SM: I was really sick that day. And it was raining. (Laughs)
KHJ: Why must you get sick? I was going to play with you! (Laughs) I’ve gone on lots of vacations, but never alone. I’d like to go on the path through India or Chile like Santiago. People around me have said that if you go to India that a new world will be opened. I want to go when I can put down all of my baggage (metaphor). Not yet, but I’m going to go if I think that I’ve become too contaminated with things like money or fame.
MW: I’m curious as to whether things are good “now” and “as is” like in the [Korean movie] title.
SM: To be honest I’m someone who had a lot of grievances and dissatisfaction, but I think right now things are really good as is. I wish it could be like this for just three years.
KHJ: So you’re living a satisfied (complacent) life. (Laughs)

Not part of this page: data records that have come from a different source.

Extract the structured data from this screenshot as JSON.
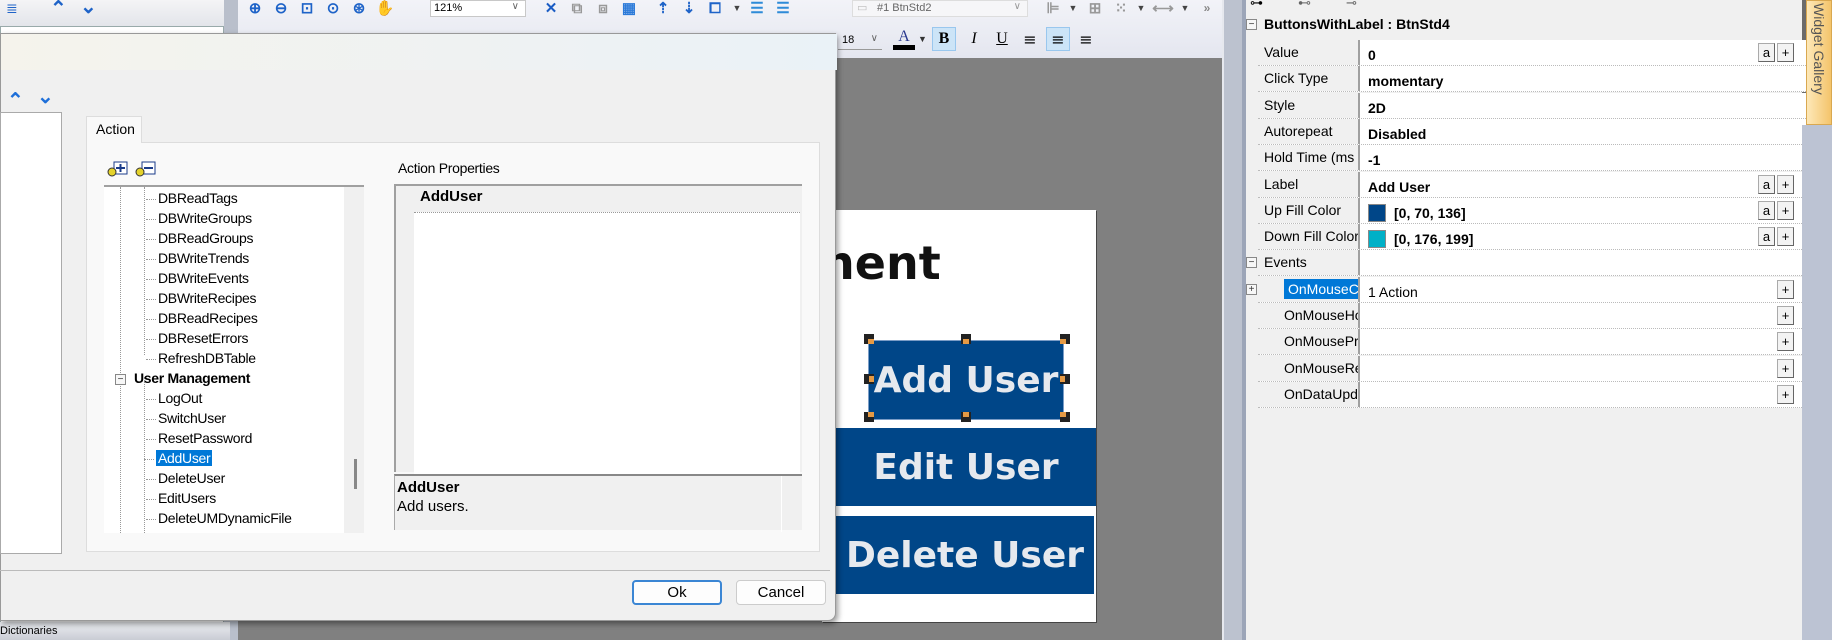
{
  "toolbar": {
    "zoom_level": "121%",
    "style_selector": "#1 BtnStd2",
    "font_size": "18",
    "buttons": [
      "zoom-in",
      "zoom-out",
      "zoom-page",
      "zoom-fit",
      "zoom-select",
      "pan",
      "delete",
      "group",
      "ungroup",
      "grid",
      "bring-forward",
      "send-backward",
      "arrange",
      "layer-up",
      "layer-down",
      "align",
      "center",
      "distribute",
      "space",
      "more"
    ],
    "format_buttons": {
      "font_color": "A",
      "bold": "B",
      "italic": "I",
      "underline": "U"
    }
  },
  "left_panel": {
    "bottom_tab": "Dictionaries"
  },
  "canvas": {
    "title_fragment": "nent",
    "buttons": [
      {
        "label": "Add User",
        "selected": true
      },
      {
        "label": "Edit User",
        "selected": false
      },
      {
        "label": "Delete User",
        "selected": false
      }
    ]
  },
  "dialog": {
    "tab_label": "Action",
    "tree": {
      "items": [
        {
          "label": "DBReadTags",
          "type": "leaf"
        },
        {
          "label": "DBWriteGroups",
          "type": "leaf"
        },
        {
          "label": "DBReadGroups",
          "type": "leaf"
        },
        {
          "label": "DBWriteTrends",
          "type": "leaf"
        },
        {
          "label": "DBWriteEvents",
          "type": "leaf"
        },
        {
          "label": "DBWriteRecipes",
          "type": "leaf"
        },
        {
          "label": "DBReadRecipes",
          "type": "leaf"
        },
        {
          "label": "DBResetErrors",
          "type": "leaf"
        },
        {
          "label": "RefreshDBTable",
          "type": "leaf"
        },
        {
          "label": "User Management",
          "type": "group"
        },
        {
          "label": "LogOut",
          "type": "leaf"
        },
        {
          "label": "SwitchUser",
          "type": "leaf"
        },
        {
          "label": "ResetPassword",
          "type": "leaf"
        },
        {
          "label": "AddUser",
          "type": "leaf",
          "selected": true
        },
        {
          "label": "DeleteUser",
          "type": "leaf"
        },
        {
          "label": "EditUsers",
          "type": "leaf"
        },
        {
          "label": "DeleteUMDynamicFile",
          "type": "leaf"
        }
      ]
    },
    "action_properties": {
      "label": "Action Properties",
      "header": "AddUser",
      "desc_title": "AddUser",
      "desc_text": "Add users."
    },
    "ok_label": "Ok",
    "cancel_label": "Cancel"
  },
  "properties": {
    "header": "ButtonsWithLabel : BtnStd4",
    "rows": [
      {
        "name": "Value",
        "value": "0",
        "buttons": [
          "a",
          "+"
        ]
      },
      {
        "name": "Click Type",
        "value": "momentary"
      },
      {
        "name": "Style",
        "value": "2D"
      },
      {
        "name": "Autorepeat",
        "value": "Disabled"
      },
      {
        "name": "Hold Time (ms",
        "value": "-1"
      },
      {
        "name": "Label",
        "value": "Add User",
        "buttons": [
          "a",
          "+"
        ]
      },
      {
        "name": "Up Fill Color",
        "value": "[0, 70, 136]",
        "swatch": "#004688",
        "buttons": [
          "a",
          "+"
        ]
      },
      {
        "name": "Down Fill Color",
        "value": "[0, 176, 199]",
        "swatch": "#00b0c7",
        "buttons": [
          "a",
          "+"
        ]
      }
    ],
    "events_label": "Events",
    "events": [
      {
        "name": "OnMouseClick",
        "value": "1 Action",
        "selected": true
      },
      {
        "name": "OnMouseHold",
        "value": ""
      },
      {
        "name": "OnMousePress",
        "value": ""
      },
      {
        "name": "OnMouseRelease",
        "value": ""
      },
      {
        "name": "OnDataUpdate",
        "value": ""
      }
    ]
  },
  "widget_gallery_label": "Widget Gallery",
  "colors": {
    "button_fill": "#004688",
    "selection": "#0078d7",
    "handle_accent": "#e59a45"
  }
}
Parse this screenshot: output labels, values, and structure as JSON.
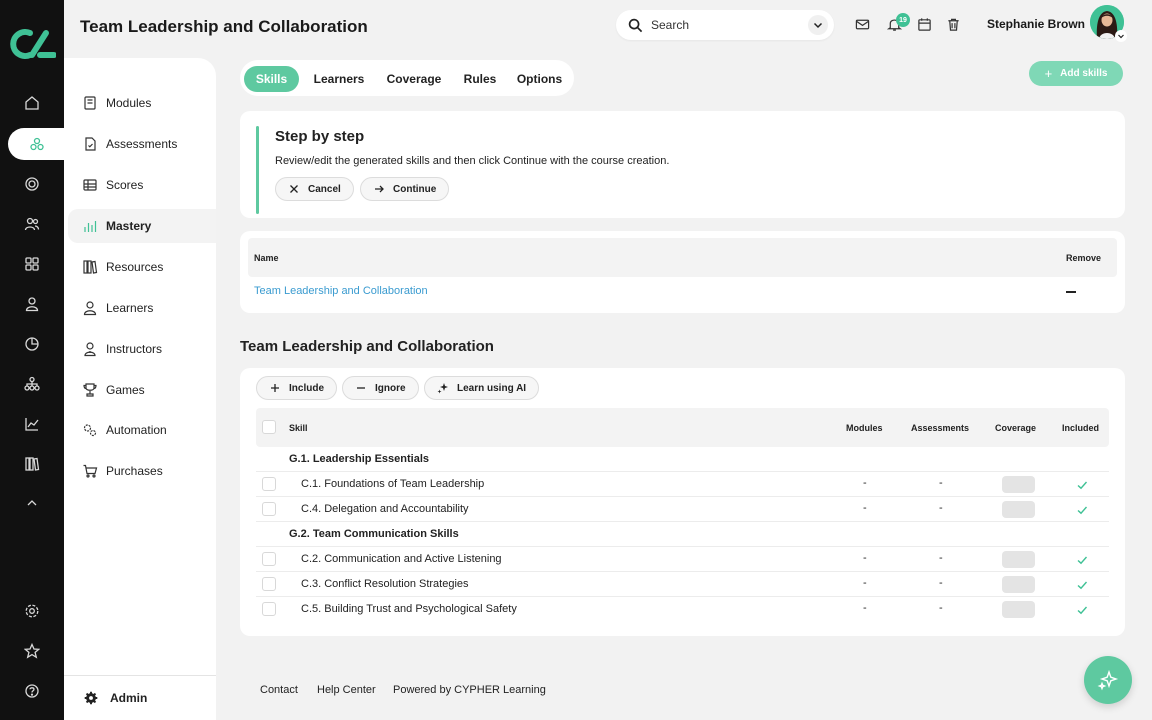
{
  "header": {
    "title": "Team Leadership and Collaboration",
    "search_placeholder": "Search",
    "notification_count": "19",
    "user_name": "Stephanie Brown"
  },
  "rail": {
    "items": [
      "home-icon",
      "skills-icon",
      "target-icon",
      "users-icon",
      "apps-icon",
      "person-icon",
      "pie-chart-icon",
      "org-chart-icon",
      "line-chart-icon",
      "library-icon",
      "chevron-up-icon",
      "settings-icon",
      "star-icon",
      "help-icon"
    ]
  },
  "sidebar": {
    "items": [
      {
        "label": "Modules",
        "icon": "book-icon"
      },
      {
        "label": "Assessments",
        "icon": "document-icon"
      },
      {
        "label": "Scores",
        "icon": "table-icon"
      },
      {
        "label": "Mastery",
        "icon": "bar-chart-icon"
      },
      {
        "label": "Resources",
        "icon": "library-icon"
      },
      {
        "label": "Learners",
        "icon": "person-icon"
      },
      {
        "label": "Instructors",
        "icon": "instructor-icon"
      },
      {
        "label": "Games",
        "icon": "trophy-icon"
      },
      {
        "label": "Automation",
        "icon": "automation-icon"
      },
      {
        "label": "Purchases",
        "icon": "cart-icon"
      }
    ],
    "bottom_label": "Admin"
  },
  "tabs": [
    "Skills",
    "Learners",
    "Coverage",
    "Rules",
    "Options"
  ],
  "add_skills_label": "Add skills",
  "step": {
    "title": "Step by step",
    "text": "Review/edit the generated skills and then click Continue with the course creation.",
    "cancel_label": "Cancel",
    "continue_label": "Continue"
  },
  "name_table": {
    "col_name": "Name",
    "col_remove": "Remove",
    "row_name": "Team Leadership and Collaboration"
  },
  "skills_section": {
    "title": "Team Leadership and Collaboration",
    "include_label": "Include",
    "ignore_label": "Ignore",
    "learn_ai_label": "Learn using AI",
    "columns": [
      "Skill",
      "Modules",
      "Assessments",
      "Coverage",
      "Included"
    ],
    "groups": [
      {
        "label": "G.1. Leadership Essentials",
        "skills": [
          {
            "label": "C.1. Foundations of Team Leadership",
            "modules": "-",
            "assessments": "-"
          },
          {
            "label": "C.4. Delegation and Accountability",
            "modules": "-",
            "assessments": "-"
          }
        ]
      },
      {
        "label": "G.2. Team Communication Skills",
        "skills": [
          {
            "label": "C.2. Communication and Active Listening",
            "modules": "-",
            "assessments": "-"
          },
          {
            "label": "C.3. Conflict Resolution Strategies",
            "modules": "-",
            "assessments": "-"
          },
          {
            "label": "C.5. Building Trust and Psychological Safety",
            "modules": "-",
            "assessments": "-"
          }
        ]
      }
    ]
  },
  "footer": {
    "contact": "Contact",
    "help": "Help Center",
    "powered": "Powered by CYPHER Learning"
  },
  "colors": {
    "accent": "#5ec9a0",
    "rail": "#111111",
    "link": "#3a9bd0"
  }
}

SM: I think I’m hypnotizing myself. I used to be the type to question, ‘Why am I like this?’, but I’m becoming more positive. Not any more and not any less, but just as it is. I think the satisfaction I feel now is just right. I hope it lasts for long. Whether my age is 30 or 40…, well, if I look at Hyo Jin unni, Min Hee unni, or Soo Jung unni, 30 doesn’t seem to be a big deal. (Laughs) I think people remain the same, it’s just their age that changes.
KP’s note: Born in 1980, Kong Hyo Jin and Lim Soo Jung have hit 30 in Korean age. Kim Min Hee is still a couple of years away.
KHJ: No. There are times when I feel that [I/they] have definitely changed. I think my late 20s was a point when I began thinking differently. I think there are more aspects that I have to be responsible for as an actor. I’d like to continue evolving until the day I quit this work (acting). And then if I come to a point where I’m chasing riches and fame, I want to travel far away.